In Cox's Bazar, I Saw The Positive Difference A Meaningful Engagement With Local Communities Can Have

In Cox's Bazar, I Saw The Positive Difference A Meaningful Engagement With Local Communities Can Have

Two weeks ago I was in Cox’s Bazar, a thriving coastal city on the Bay of Bengal in Bangladesh. Named after a British trader and famed for its long sandy beach, Cox’s Bazar has always been open to the world.

However, now it faces the huge task of catering for the Rohingya community forced to migrate from Myanmar as the humanitarian crisis continues. Since 2017, the small refugee camp run by the United Nations for some 35,000 Rohingya has been transformed into a sprawling city, home to more than 908,000 victims of persecution.

Most are residing in the Kutupalong-Balukhali expansion site, which has become the largest such settlement in the world. I visited the camp at the request of the World Food Programme.

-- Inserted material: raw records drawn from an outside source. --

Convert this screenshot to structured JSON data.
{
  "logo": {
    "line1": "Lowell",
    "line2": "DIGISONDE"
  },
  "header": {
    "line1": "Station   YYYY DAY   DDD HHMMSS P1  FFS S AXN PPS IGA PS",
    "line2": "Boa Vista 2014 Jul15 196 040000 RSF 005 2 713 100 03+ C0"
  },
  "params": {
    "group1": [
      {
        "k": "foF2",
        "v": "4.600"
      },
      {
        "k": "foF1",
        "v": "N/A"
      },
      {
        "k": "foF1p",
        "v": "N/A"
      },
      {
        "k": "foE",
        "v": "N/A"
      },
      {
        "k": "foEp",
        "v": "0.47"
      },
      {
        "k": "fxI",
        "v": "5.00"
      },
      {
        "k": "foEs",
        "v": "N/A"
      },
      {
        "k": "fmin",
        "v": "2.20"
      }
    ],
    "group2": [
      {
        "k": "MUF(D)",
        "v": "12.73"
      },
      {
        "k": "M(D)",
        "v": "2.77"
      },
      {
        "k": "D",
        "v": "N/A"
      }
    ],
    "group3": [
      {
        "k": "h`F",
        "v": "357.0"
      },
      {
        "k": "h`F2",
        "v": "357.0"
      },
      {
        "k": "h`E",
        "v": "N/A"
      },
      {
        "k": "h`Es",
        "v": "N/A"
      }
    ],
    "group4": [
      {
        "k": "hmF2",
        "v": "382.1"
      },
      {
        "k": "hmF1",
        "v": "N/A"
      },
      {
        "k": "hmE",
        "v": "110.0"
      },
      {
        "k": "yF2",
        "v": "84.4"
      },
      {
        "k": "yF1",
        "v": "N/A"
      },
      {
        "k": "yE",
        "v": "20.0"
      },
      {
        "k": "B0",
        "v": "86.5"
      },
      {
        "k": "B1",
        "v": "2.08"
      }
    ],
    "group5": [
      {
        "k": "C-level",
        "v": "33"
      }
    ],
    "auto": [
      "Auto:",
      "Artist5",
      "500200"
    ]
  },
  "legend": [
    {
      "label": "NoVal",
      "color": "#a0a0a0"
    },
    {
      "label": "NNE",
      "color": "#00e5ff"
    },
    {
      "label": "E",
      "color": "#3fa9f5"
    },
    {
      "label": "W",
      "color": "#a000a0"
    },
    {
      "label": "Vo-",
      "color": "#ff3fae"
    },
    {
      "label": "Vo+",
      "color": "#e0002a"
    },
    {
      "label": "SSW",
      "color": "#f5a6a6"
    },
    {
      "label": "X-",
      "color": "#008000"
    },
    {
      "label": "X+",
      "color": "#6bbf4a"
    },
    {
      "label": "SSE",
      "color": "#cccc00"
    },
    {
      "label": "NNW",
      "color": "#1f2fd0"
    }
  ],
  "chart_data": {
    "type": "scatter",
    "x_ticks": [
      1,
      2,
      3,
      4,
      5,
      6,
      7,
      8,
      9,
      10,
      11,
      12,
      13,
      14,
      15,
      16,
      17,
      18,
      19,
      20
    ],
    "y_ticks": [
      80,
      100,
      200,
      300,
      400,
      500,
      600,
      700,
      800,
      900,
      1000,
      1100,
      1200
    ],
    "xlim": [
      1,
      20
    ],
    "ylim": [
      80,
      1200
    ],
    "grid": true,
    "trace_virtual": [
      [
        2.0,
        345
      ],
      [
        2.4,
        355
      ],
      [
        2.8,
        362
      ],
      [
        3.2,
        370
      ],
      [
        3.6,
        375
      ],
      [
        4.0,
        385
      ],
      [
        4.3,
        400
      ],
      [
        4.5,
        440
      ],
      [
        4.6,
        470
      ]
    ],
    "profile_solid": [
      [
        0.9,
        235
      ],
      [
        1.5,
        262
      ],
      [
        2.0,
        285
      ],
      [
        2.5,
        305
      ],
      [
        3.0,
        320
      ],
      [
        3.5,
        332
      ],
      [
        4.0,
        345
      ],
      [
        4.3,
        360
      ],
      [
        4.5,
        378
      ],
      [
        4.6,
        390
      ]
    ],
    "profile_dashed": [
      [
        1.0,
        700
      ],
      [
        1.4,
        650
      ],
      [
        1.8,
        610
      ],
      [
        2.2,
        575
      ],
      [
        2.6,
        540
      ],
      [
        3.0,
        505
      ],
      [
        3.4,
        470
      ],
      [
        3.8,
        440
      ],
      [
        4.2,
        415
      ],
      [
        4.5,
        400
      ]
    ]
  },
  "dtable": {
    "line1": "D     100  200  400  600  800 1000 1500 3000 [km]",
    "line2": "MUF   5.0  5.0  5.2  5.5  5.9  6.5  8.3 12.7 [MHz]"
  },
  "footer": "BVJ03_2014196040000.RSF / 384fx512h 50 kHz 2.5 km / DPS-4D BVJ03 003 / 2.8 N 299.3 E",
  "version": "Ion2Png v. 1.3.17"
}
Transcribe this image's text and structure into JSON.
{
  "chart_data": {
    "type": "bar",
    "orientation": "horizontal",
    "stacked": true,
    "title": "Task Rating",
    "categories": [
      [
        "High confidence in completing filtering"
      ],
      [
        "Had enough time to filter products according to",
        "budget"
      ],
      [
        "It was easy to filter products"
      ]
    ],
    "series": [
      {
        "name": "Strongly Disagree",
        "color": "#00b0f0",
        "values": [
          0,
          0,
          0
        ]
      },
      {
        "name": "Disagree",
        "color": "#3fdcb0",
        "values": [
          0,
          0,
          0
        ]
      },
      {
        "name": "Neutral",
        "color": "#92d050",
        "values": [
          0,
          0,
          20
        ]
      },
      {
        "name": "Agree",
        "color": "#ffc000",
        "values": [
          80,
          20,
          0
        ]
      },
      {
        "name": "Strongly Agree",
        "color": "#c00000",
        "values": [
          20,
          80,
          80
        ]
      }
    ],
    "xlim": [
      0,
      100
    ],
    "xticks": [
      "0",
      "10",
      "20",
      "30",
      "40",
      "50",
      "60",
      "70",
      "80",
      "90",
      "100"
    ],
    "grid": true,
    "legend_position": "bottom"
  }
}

Their emergency coordinator at the camp, Peter Guest, had noticed that amongst the UN and international NGO staff working in the camp one group of articulate and determined young women stood out. They were the 30-odd graduates from the Asian University for Women, a regional university offering world class liberal arts education to young women from 17 countries across Asia and the Middle East, from Myanmar to Sri Lanka, from Vietnam to Pakistan. I am the proud chancellor of the AUW and I jumped at the chance to witness these alumni’s work while I was in Bangladesh for the university’s 2019 graduation ceremony.

What I saw there was an evolution in the way the camp is run and a deep consideration of its impact on the local community. I was struck by the parallels with the human rights approach that leading businesses and investors are using more and more to identify and manage their environmental, social and governance (or “ESG”) risks and impacts. I spend a lot of time working with business leaders on how best to embed their values and respect of human rights within their organisations and supply chains, and in Cox’s Bazar I was delighted to find a powerful case study.

Take, for example, the WFP itself. Its core mission is to provide food for those in the camp. It still runs traditional General Food Assistance in some parts of the camp, providing ration packs of rice, lentils and spices to the families queuing at its food stations.

However, thanks to a more holistic view of food distribution and the embrace of technology, 460,000 refugees now receive food assistance through an e-voucher scheme. Each family has its own food card, which looks like a credit card. The monthly food allowance is loaded onto these cards, which also hold the biometric fingerprints of those registered to use the card to shop for provisions.

The most obvious benefit is that this enables the recipients to purchase a wider variety of food at convenient times and locations. They can make their own choices about what their families can eat and how they will vary their diet, which is a dignity most of us take for granted. Yes, the rice, lentils and spices are still there, but now alongside more fresh fruit and vegetables.

Some local businesses are now being invited into the camp to offer additional foodstuffs. They have introduced new healthy products, seasonal fruit and vegetables and even a uniform for the staff to attract more customers.

Less obviously, but critically, this approach also minimises one of the unintended consequences of the traditional, and well-intentioned, bag-and-distribute approach to food aid. Because of its vast scale, the camp dominates the communities nearby and the distribution of free food from elsewhere undermines the market economy for local farmers. The new e-voucher approach, now in its fifth year and expected to replace the old model entirely, presents an opportunity for the local communities to sell their produce in the camp and so benefit from injections of cash into their own economies.

But the WFP and international NGOs want to go further to ensure that the local communities do not feel disengaged, disenfranchised or dispossessed by the camp and its inhabitants. They recognise the camp’s negative environmental impact, including the drain on scarce water resources and the strain on roads and other infrastructure.

Cash-for-work opportunities are already available to those in the camp, including initiatives to engage women in non-traditional work such as road-building and construction. The WFP now plans to expand these programmes to provide wider business and skills training, and to extend these opportunities in the host community.

Increasingly, businesses are paying attention to their social impacts on local communities, as a commercial, legal and risk-management imperative as well as for ethical reasons. In Cox’s Bazar, I saw a similar approach in the humanitarian sector and the positive difference this is making. In both cases, meaningful, thoughtful and strategic engagement with the wider community is essential for building and nurturing the long-term relationships needed for sustainable operations.

There is plenty we can all learn from the experiences of these impressive AUW graduates and their colleagues, and I am already looking forward to my next visit to Bangladesh.